The glitzy Queen's Diamond Jubilee provided an occasion to forget the all-pervasive economic gloom for a few days.
Bad weather, cynical comments by anti-monarchists, questions about the appropriateness of having massive celebrations at a time when the national economy is in serious difficulty — these were some of the things that led some commentators to assume that the celebrations throughout the country of the Queen's Diamond Jubilee would turn out to be a damp squib. They could not have been more wrong.
Thousands of people lined the river Thames to watch a vast procession of vessels large and small on Sunday. The atmosphere, in spite of heavy rain, was of enjoyment and excitement.
On Monday evening, again, thousands of people stood in the Mall, in front of Buckingham Palace, to listen to the concert, by a wide array of famous pop stars in honour of Her Majesty. The crowd was hugely enthusiastic, and people were clearly enjoying themselves.
Around the U.K., there were equally enthusiastic celebrations of the jubilee, and although members of the public were dampened by the weather, to put it mildly, their enjoyment did not seem to be.
The Queen's response to all this was appreciative. For example, on the long ceremonial journey down the Thames on board the magnificently decorated Spirit of Chartwell, the 86-year-old monarch stood throughout, waving and greeting people along the way, and did not take the chance of sitting on the special throne sited on board.
Some of the ways chosen to celebrate the jubilee could be described as over the top. For a dairy to decorate a milk bottle with a Union Jack, for example, seemed merely ridiculous. Similarly, some of the excitable comments made by people in the crowd — egged on by some pretty pedestrian questioning by some of the television presenters — reflected immaturity; but to be fair, the celebrations were not designed as intellectual commentaries on the Constitution.
When the celebratory weekend was all over, one thing that emerged was that, whatever some of the pundits expected, and whatever those scathing about the monarchy hoped, the weekend's celebrations were by any standards a huge success.
What conclusions can be drawn? It can be pointed out quite accurately that an occasion of this kind provides an opportunity to forget for a few days the gloom of all-pervading economic problems and replace it with a bit of glitz and glamour.
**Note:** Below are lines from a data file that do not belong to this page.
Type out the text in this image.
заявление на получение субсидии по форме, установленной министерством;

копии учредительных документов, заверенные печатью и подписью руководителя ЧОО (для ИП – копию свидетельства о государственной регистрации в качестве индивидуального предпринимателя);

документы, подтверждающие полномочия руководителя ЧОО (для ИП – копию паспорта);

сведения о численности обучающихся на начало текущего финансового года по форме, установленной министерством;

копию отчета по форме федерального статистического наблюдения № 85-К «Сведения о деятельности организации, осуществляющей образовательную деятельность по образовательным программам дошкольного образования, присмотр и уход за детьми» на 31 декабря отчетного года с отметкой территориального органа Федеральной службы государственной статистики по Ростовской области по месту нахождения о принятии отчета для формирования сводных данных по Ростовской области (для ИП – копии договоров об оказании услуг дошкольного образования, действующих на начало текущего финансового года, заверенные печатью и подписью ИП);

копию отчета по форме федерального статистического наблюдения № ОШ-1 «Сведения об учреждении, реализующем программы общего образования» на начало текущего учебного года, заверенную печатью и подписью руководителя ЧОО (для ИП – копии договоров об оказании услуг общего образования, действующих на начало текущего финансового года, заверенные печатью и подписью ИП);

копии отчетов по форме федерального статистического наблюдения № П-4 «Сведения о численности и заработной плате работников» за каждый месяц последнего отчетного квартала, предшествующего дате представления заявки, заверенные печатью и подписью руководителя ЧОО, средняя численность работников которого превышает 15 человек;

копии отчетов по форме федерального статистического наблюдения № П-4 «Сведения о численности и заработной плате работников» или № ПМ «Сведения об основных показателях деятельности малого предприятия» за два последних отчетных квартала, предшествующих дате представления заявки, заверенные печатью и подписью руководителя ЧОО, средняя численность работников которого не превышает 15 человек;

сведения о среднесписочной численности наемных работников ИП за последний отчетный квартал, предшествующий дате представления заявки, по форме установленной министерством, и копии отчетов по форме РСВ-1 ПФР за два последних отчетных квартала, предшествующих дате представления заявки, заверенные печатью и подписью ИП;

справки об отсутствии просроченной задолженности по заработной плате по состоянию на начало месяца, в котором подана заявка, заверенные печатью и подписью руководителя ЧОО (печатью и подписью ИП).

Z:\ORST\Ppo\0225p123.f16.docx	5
In my view, however, there are some more significant factors to take into account. One is that the Queen, throughout her long reign, has given a true example of service. It is of course the case that she, and her immediate family, lead lives sheltered from the realities that affect most of the population. That does not alter the fact that she has a clear idea of the duty she assumed when she became Queen, and it has always directed her behaviour. Service comes as second nature to her. Many of the things she is expected to do are inherently dull, and must become even more dull when they are done for the umpteenth time. She does them without complaint. Furthermore, she does not even have the satisfaction of exercising power. In earlier eras, a monarch could, and did, exercise political power; not now.
That leads me to another factor, namely the mistrust that increasingly large numbers of people have for politicians. In the past few years, it has often seemed that the word “politician” is a term of abuse, and it is not difficult to see why. There has been financial chicanery, and many examples of abuse of power. In the light of that, the idea that the ultimate reward as the summit of a political career might be to become head of state would now command very little popular support. It would no doubt appeal to dedicated republicans, who are sometimes vocal — but their voices are convincingly drowned by the voices which cheered the weekend's events.
The figures seem to bear this out. A recent Guardian/ICM opinion poll showed that 69 per cent of those polled felt that Britain would be worse off without a monarchy. Support crossed party political boundaries, age groups and social class. It would be foolish to draw too many conclusions from an opinion poll. What seems absolutely clear at present, however, is that royalty is popular, and equally clear that politicians are not.
Probably most of the people celebrating the jubilee with such obvious enjoyment did not spend much time pondering deep constitutional issues, but that does not detract from what appear to be some underlying constitutional truths.